A reasonable option might be to take a "no NULL allowed" approach like RDevos advocates. I don't know what the column actually represents, but this would involve adding a default value that effectively means "This hasn't been set yet." This is janky for Boolean, DateTime, and several other column types depending on your program's constraints. For example, your "unset" rule for DateTime might be "any date before 1980 represents unset", but only if your program shouldn't ever reasonably store a date before 1980. Generally it involves a little bit of thought and a little bit of updating your logic to handle this case.
Unfortunately, "you can update your program's logic to handle that safely" is functionally equivalent to how you handle leaving NULL inside. The only benefit to having a not-null value mean "unset" is you can tell the difference between, "Something in my program is screwing up and setting NULL" and, "I haven't filled in this column yet".
So you're going to have to update your UI/logic no matter what. No way around it.
If you're just straight executing SQL queries and using things like DataReader to deal with the values, you need to be checking that each value is not System.DBNull before you use it.
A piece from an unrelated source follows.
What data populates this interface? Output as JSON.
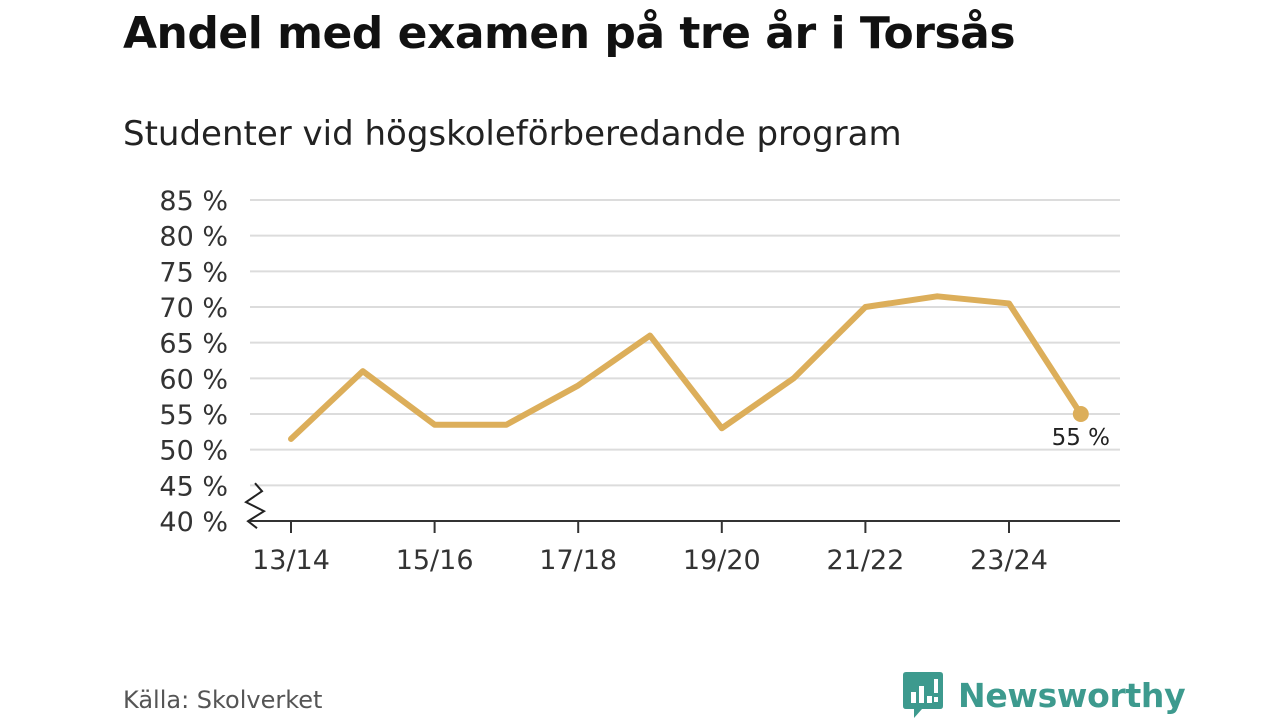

If your code encounters DBNull, then you need to convert it to some reasonable value the UI can display. This is notoriously difficult for DateTime fields, as DateTimePicker doesn't have facilities for handling this.
Shaggy Hiker mentioned a different approach: some APIs have special methods or mechanisms you can use to adjust values from DBNull to a more UI-friendly type. There's probably half a dozen other ways to approach it.
But you can't escape it: now that your database might have values that aren't 100% valid in them, your UI and logic are going to have to adjust to that.
This answer is wrong. You should be using TableAdapter and Dictionaries instead.